Added 1 new A* page:The author of the webcomic Calamities of Nature has been doing a weekly science blog update, and as he seems actually to keep up regularly with goings on, I have a recent post of his to thank for pointing out that Hubble discovered a fourth moon of Pluto--or scientists using Hubble did, anyway. Currently known by clunky temporary designations--S/2011 P 1, or "P4"--it is a tiny moon with an estimated diameter of "8 to 21 miles (13 to 34 km)," which is a fair deal smaller than Pluto's two other small moons, Nix and Hydra (20 miles (32 km) and 70 miles (113 km) across, respectively), and way smaller than Pluto's largest moon, Charon, which is 648 miles (1,043 km) across (and not really all that much smaller than Pluto itself, which has a diameter of about 2,300 kilometers; in fact, Pluto/Charon qualifies as a binary system, since their mutual center of gravity is above the surface of Pluto--some astronomers, apparently, even call the pair a "double dwarf planet"; another interesting Pluto/Charon factoid is that they're both tidally locked to each other--the same part of the surface of each is always facing the other).|
Here are a couple of Hubble's recent shots of the system, in which P4 could be seen:
image by NASA (source)
Hubble was actually being used to look for any rings that might exist around Pluto, and the long exposures it was taking for that allowed the tiny P4 to be visible in the resulting images.
Well! It isn't every day a new moon is discovered in our solar system; and this discovery adds a bit more spice to the New Horizons mission, which is expected to reach Pluto in 2015. Will even more moons be discovered?
Surprisingly, there is no real precise definition of what qualifies as a moon. Wikipedia says: "Every body with an identified orbit, some as small as a kilometer across, has been identified as a moon, though objects a tenth that size within Saturn's rings, which have not been directly observed, have been called moonlets." So currently the title "moon" is a bit arbitrary; I would hope, though, that if New Horizons finds, say, meter-sized rocks going around in the Pluto dwarf system, they don't call those "moons"; I mean, you've got to draw the line *somewhere*, right? The line has tended to shift around, though; Wikipedia also says
|As of July 2009, 336 bodies are formally classified as moons. They include 168 orbiting six of the eight planets, seven orbiting three of the three dwarf planets, 104 asteroid moons, and 58 satellites of Trans-Neptunian objects, some of which will likely turn out to be dwarf planets. Some 150 additional small bodies were observed within rings of Saturn, but they were not tracked long enough to establish orbits.

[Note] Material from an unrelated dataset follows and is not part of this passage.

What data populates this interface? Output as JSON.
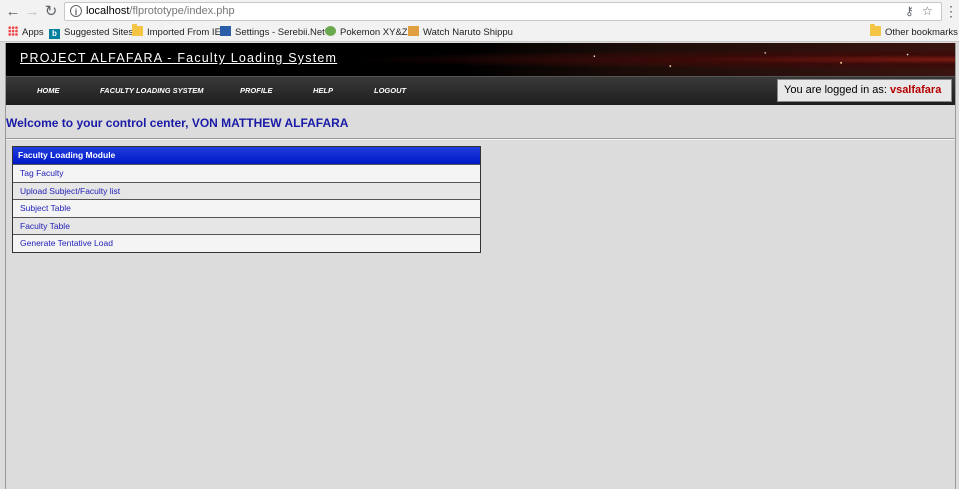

Planets around other stars are likely to have natural satellites as well, although none have yet been observed.|
That's a lot of moons already, and with better observation of who knows how many scads of Trans-Neptunian and so on objects there are floating around way out in the far reaches of our solar system, well, some day we may really be up to our ears in moons if something isn't done!